This post further considers problems with the scene of my brother’s truck fire. It examines these two specific issues: why Mark would have been crawling away from the truck on the passenger’s rather than the driver’s side of the vehicle and how articles of Mark’s clothing ended up burning about sixty feet from the truck.
It is difficult to believe that Mark tried to escape from his burning truck on the passenger’s side, since only the driver’s side door was found open. If, as the New York State Police investigators insisted, my brother had backed his truck down the driveway and parked it in the field, surely once the truck burst into flames, he would have quickly tried to get as far away from the vehicle as possible. He would not have gone around the truck to the passenger’s side but would have proceeded away from the truck directly opposite the driver’s door, especially to avoid injury from an explosion potentially caused by the gas can inside the truck (on the suspicious circumstances of the gas can in the cab of the truck, see esp. post of October 30, 2018).

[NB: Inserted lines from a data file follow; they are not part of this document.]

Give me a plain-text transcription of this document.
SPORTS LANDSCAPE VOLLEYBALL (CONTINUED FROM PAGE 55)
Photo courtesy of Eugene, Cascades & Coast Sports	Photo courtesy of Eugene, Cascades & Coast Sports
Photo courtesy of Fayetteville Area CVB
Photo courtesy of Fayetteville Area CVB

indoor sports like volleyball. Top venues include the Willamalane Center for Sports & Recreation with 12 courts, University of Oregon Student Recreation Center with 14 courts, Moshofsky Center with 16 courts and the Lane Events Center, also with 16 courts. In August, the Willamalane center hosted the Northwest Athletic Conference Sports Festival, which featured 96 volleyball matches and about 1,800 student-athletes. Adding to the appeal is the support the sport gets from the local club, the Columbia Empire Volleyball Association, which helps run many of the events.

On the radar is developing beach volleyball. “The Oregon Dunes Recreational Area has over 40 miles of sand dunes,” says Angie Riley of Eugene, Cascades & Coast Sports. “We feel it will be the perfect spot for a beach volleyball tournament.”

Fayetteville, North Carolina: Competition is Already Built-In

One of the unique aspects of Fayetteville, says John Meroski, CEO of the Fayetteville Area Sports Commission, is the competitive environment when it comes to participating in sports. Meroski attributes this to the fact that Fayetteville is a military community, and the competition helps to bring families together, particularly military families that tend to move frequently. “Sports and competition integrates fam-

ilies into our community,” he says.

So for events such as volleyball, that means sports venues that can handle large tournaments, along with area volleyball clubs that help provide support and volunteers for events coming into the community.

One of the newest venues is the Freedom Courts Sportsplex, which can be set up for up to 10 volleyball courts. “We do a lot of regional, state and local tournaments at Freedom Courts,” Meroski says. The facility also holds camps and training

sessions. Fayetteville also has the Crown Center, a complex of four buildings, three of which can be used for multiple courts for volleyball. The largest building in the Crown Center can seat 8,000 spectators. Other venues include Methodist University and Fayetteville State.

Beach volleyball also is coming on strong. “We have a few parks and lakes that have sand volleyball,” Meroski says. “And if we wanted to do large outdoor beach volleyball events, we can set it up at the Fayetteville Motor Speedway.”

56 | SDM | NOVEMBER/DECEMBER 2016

Furthermore, Mark was on fire himself when he was discovered, first by his wife Susan, then by neighbor and EMT Cheryl Simcox, and finally by the three firefighters Gary Wind, Mark Ward, and Wayne Frank, all within a period of a few minutes. (See the witness statements of the first four. Oddly, Wayne was not asked to give a witness statement, but told me orally that he had helped to put the flames out on Mark.) Since Cheryl Simcox’s house faces the field on Cross Rd., which intersects Whalen Rd. close to Mark’s house, she was able to get there within a couple of minutes. The photo below, showing Whalen Road and the field from the front of Mark’s property to the intersection of Cross Road, with Cheryl Simcox’s house (set back) on the far right, indicates how close she was to the scene of the fire.

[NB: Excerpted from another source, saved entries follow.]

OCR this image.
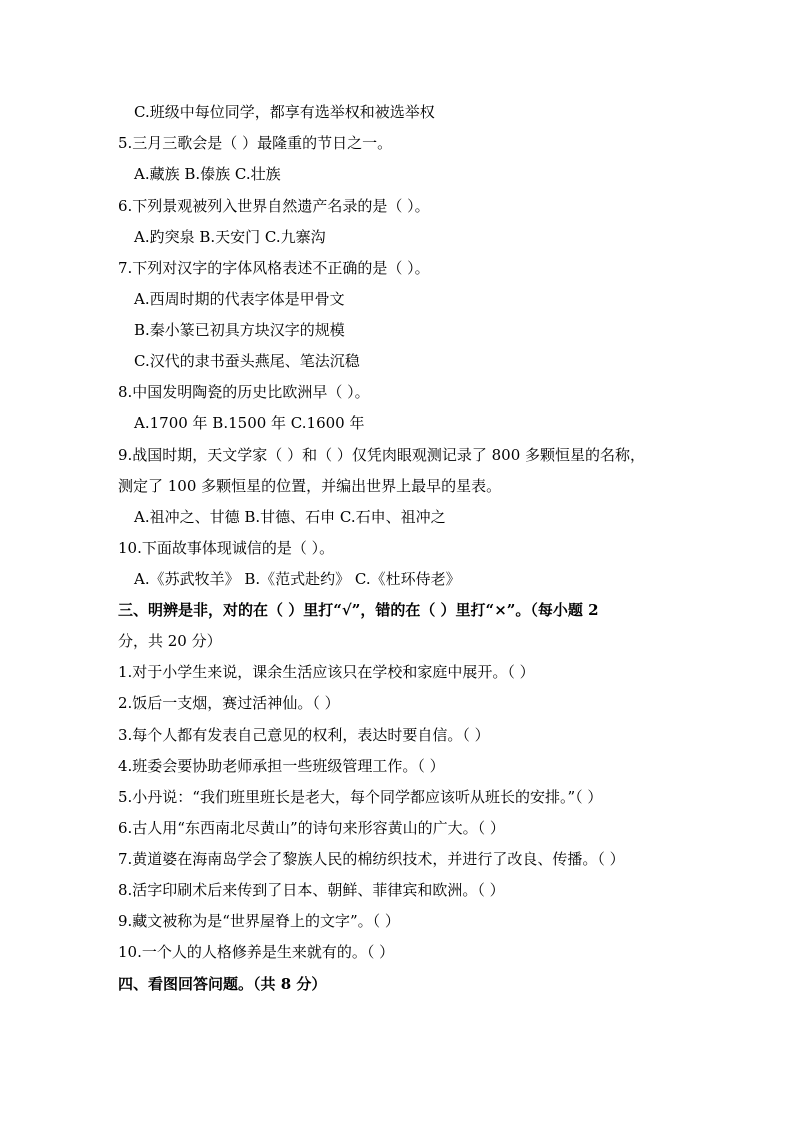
C.班级中每位同学，都享有选举权和被选举权
5.三月三歌会是（ ）最隆重的节日之一。
A.藏族 B.傣族 C.壮族
6.下列景观被列入世界自然遗产名录的是（ ）。
A.趵突泉 B.天安门 C.九寨沟
7.下列对汉字的字体风格表述不正确的是（ ）。
A.西周时期的代表字体是甲骨文
B.秦小篆已初具方块汉字的规模
C.汉代的隶书蚕头燕尾、笔法沉稳
8.中国发明陶瓷的历史比欧洲早（ ）。
A.1700 年 B.1500 年 C.1600 年
9.战国时期，天文学家（ ）和（ ）仅凭肉眼观测记录了 800 多颗恒星的名称，
测定了 100 多颗恒星的位置，并编出世界上最早的星表。
A.祖冲之、甘德 B.甘德、石申 C.石申、祖冲之
10.下面故事体现诚信的是（ ）。
A.《苏武牧羊》 B.《范式赴约》 C.《杜环侍老》
三、明辨是非，对的在（ ）里打“√”，错的在（ ）里打“×”。（每小题 2
分，共 20 分）
1.对于小学生来说，课余生活应该只在学校和家庭中展开。（ ）
2.饭后一支烟，赛过活神仙。（ ）
3.每个人都有发表自己意见的权利，表达时要自信。（ ）
4.班委会要协助老师承担一些班级管理工作。（ ）
5.小丹说：“我们班里班长是老大，每个同学都应该听从班长的安排。”（ ）
6.古人用“东西南北尽黄山”的诗句来形容黄山的广大。（ ）
7.黄道婆在海南岛学会了黎族人民的棉纺织技术，并进行了改良、传播。（ ）
8.活字印刷术后来传到了日本、朝鲜、菲律宾和欧洲。（ ）
9.藏文被称为是“世界屋脊上的文字”。（ ）
10.一个人的人格修养是生来就有的。（ ）
四、看图回答问题。（共 8 分）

Articles of Mark’s clothing observed burning about sixty feet from the truck also suggest that he was not in the truck when the fire started. In his witness statement, Gary Wind refers to observing “two small spots” on fire about 60 feet from the truck; he later confirmed orally that the two spots were Mark’s clothes burning close to where he lay (see posts of February 2, 2012, and May 31, 2019). My brother presumably had tried to save himself by pulling at least some of his burning clothes off. In her witness statement, Mark’s wife Susan says that after rushing out of the house, she saw Mark crawling away from the truck and tried to bat the flames out on him with her white sweatshirt (on the issue of the lack of burn marks on that white sweatshirt, see esp. post of November 30, 2018) but mentions nothing about seeing any clothes on fire near Mark’s body.
Susan apparently did not leave the scene but was standing at the end of the driveway when Cheryl arrived. At that point my brother had two-foot flames shooting from his entire body, and Cheryl informed me that Mark was lying on the ground and not moving. Since the two small piles of burning clothes were about sixty feet from the truck, my brother couldn’t have been just crawling from the truck when he presumably threw them off. So when did Mark pull those clothes off?
The New York State Police investigators should have tried to resolve the underlying discrepancy between Gary Wind’s and Susan’s statements in order to clarify the issue of Mark’s clothing burning on the ground so far from the truck and to find out what really happened that night. Did they even bother to ask Gary Wind what those two “spots” on fire were?